One member of this Storytelling group, who rarely attends now, wrote one day of trying so hard to hide his infatuation with Tab Hunter. I cannot recall that day's topic, but I had written of my attempts to fake an attraction to Tab Hunter. I bought, in our nearest Woolworth's, a black and white pin-up photo of him, to attach to my school desk. Oh the sad irony of it, I thought. Two of us, sixty years ago, thousands of miles apart, trying so hard to use Tab Hunter - and why him, I ask myself - to define, or not define, our homosexuality. Thank God, those days are largely gone.

Now, when there is such vast choice of movies, I have favorites of all kinds. But I have still never fully embraced 'going to the movies', except for drive-ins which I always found to be great fun. For the most part, movies became more attractive to me when they became readily available from the comfort of my own home and my own couch.

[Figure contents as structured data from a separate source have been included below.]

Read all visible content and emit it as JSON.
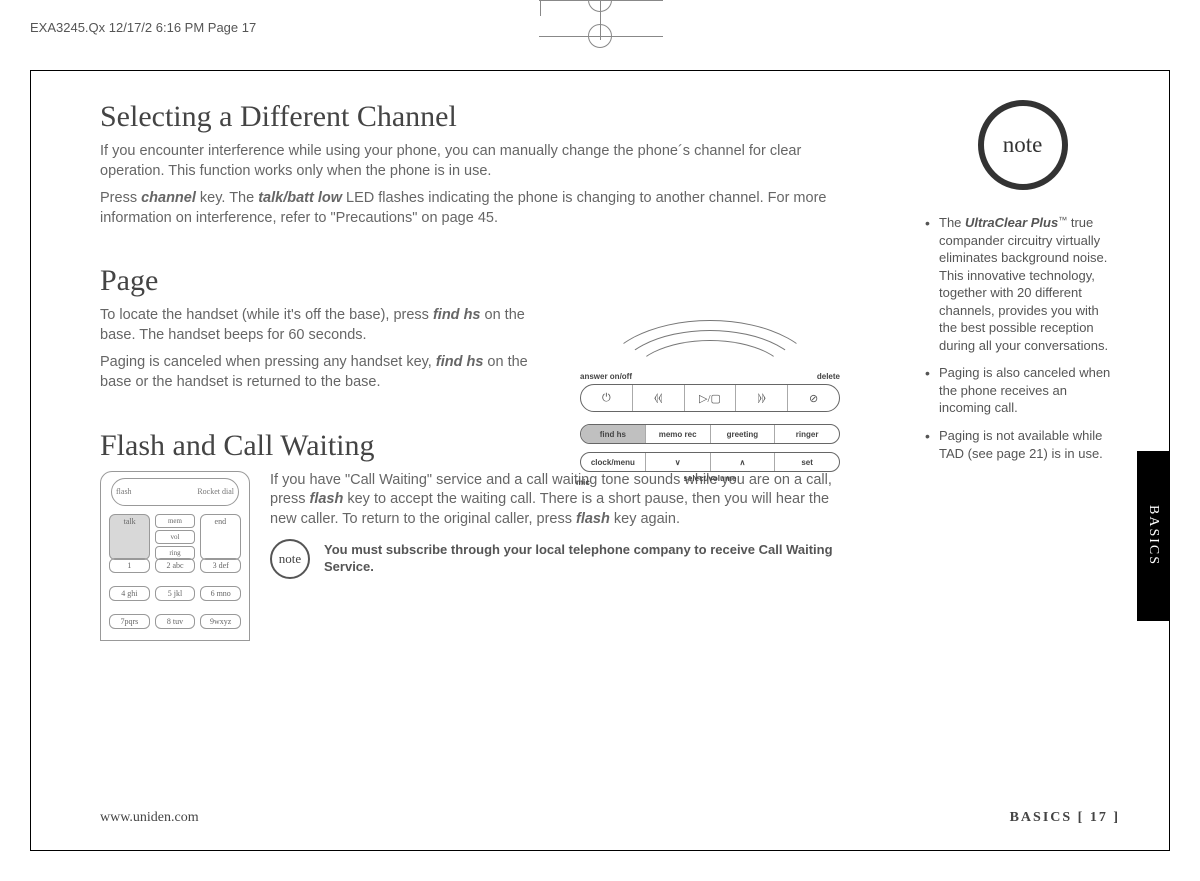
{
  "header_strip": "EXA3245.Qx  12/17/2  6:16 PM  Page 17",
  "side_tab": "BASICS",
  "section1": {
    "title": "Selecting a Different Channel",
    "p1a": "If you encounter interference while using your phone, you can manually change the phone´s channel for clear operation. This function works only when the phone is in use.",
    "p1b_pre": "Press ",
    "p1b_k1": "channel",
    "p1b_mid": " key. The ",
    "p1b_k2": "talk/batt low",
    "p1b_post": " LED flashes indicating the phone is changing to another channel. For more information on interference, refer to \"Precautions\" on page 45."
  },
  "section2": {
    "title": "Page",
    "p1_pre": "To locate the handset (while it's off the base), press ",
    "p1_k": "find hs",
    "p1_post": " on the base. The handset beeps for 60 seconds.",
    "p2_pre": "Paging is canceled when pressing any handset key, ",
    "p2_k": "find hs",
    "p2_post": " on the base or the handset is returned to the base."
  },
  "section3": {
    "title": "Flash and Call Waiting",
    "p_pre": "If you have \"Call Waiting\" service and a call waiting tone sounds while you are on a call, press ",
    "p_k1": "flash",
    "p_mid": " key to accept the waiting call. There is a short pause, then you will hear the new caller. To return to the original caller, press ",
    "p_k2": "flash",
    "p_post": " key again.",
    "note_label": "note",
    "note_text": "You must subscribe through your local telephone company to receive Call Waiting Service."
  },
  "handset": {
    "flash": "flash",
    "rocket": "Rocket dial",
    "talk": "talk",
    "mem": "mem",
    "vol": "vol",
    "ring": "ring",
    "end": "end",
    "keys": [
      [
        "1",
        "2 abc",
        "3 def"
      ],
      [
        "4 ghi",
        "5 jkl",
        "6 mno"
      ],
      [
        "7pqrs",
        "8 tuv",
        "9wxyz"
      ]
    ]
  },
  "base": {
    "label_left": "answer on/off",
    "label_right": "delete",
    "icons": [
      "⏻",
      "⦉⦉",
      "▷/▢",
      "⦊⦊",
      "⊘"
    ],
    "row2": [
      "find hs",
      "memo rec",
      "greeting",
      "ringer"
    ],
    "row3": [
      "clock/menu",
      "∨",
      "∧",
      "set"
    ],
    "row3_label": "select/volume",
    "mic": "mic"
  },
  "sidebar": {
    "note_label": "note",
    "b1_pre": "The ",
    "b1_brand": "UltraClear Plus",
    "b1_tm": "™",
    "b1_post": " true compander circuitry virtually eliminates background noise. This innovative technology, together with 20 different channels, provides you with the best possible reception during all your conversations.",
    "b2": "Paging is also canceled when the phone receives an incoming call.",
    "b3": "Paging is not available while TAD (see page 21) is in use."
  },
  "footer": {
    "url": "www.uniden.com",
    "page": "BASICS   [ 17 ]"
  }
}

One of my very favorite, totally fictional, movies, is 'Cloudburst', with Olympia Dukakis; the story of two old lesbians running off to Canada to be married. It is funny and sad: that perfect combination that creates fiction at it's best. I also watch 'The History Boys' every time it's on TV. A wonderful 'docudrama', which Betsy and I had somehow missed until it appeared on TV a couple of weeks ago, is ' Freeheld', the true story of a New Jersey police lieutenant, dying of cancer, fighting for her registered partner to receive her pension after her death, as would be the case with a heterosexual couple. There are endless documentaries, not to mention a full-length movie, about Alan Turing and all he suffered for his homosexuality. It's not that all I ever watch is movies, truth or fiction, depicting the plight of members of the GLBT community; but they exist.

That is an ever-amazing thing to me.

They exist.

Movies and I have followed the same path. We have been on a long journey, but we have arrived. And we will never, can never, go back. No matter what rhetoric spews from the mouths of those filled with hate, from Anita Bryant to our newly anointed vice-presidential candidate, we cannot, and they cannot, undo what we have done. I, and all of us here, now know ourselves. Everyone else know us. We tell our stories and the movies tell our stories; not the stories of us, in this room, perhaps, individually, but of us, anywhere and everywhere, collectively. We have travelled from invisibility to out and proud.

If John Cray and I were kids today, we could, at least in many schools, each embrace some modern equivalent of Tab Hunter quite openly; I with indifference and John with passion. Movies have played a huge part in our journey and we owe a debt of gratitude to those who conceived them, financed them, produced them, and above all to the many straight actors who were brave enough to act the part of a gay or lesbian in the early days, when they put their careers at risk by doing so.

In fact, As Roger Ebert, long-time film critic. stated so beautifully,

“We live in a box of space and time. Movies are windows in its walls. They allow us to enter other minds, not simply in the sense of identifying with the characters, although that is an important part of it, but by seeing the world as another person sees it.”

Through movies, others perhaps learned not only to see us, to know us, but, just for a short time, to be us.

© July 2016 

About the Author 

 I was born and raised in England. After graduation from college there, I moved to the U.S. and, having discovered Colorado, never left. I have lived in the Denver-Boulder area since 1965, working for 30-years at IBM. I married, raised four stepchildren, then got divorced after finally, in my forties, accepting myself as a lesbian. I have been with my wonderful partner Betsy for thirty-years. We have been married since 2013.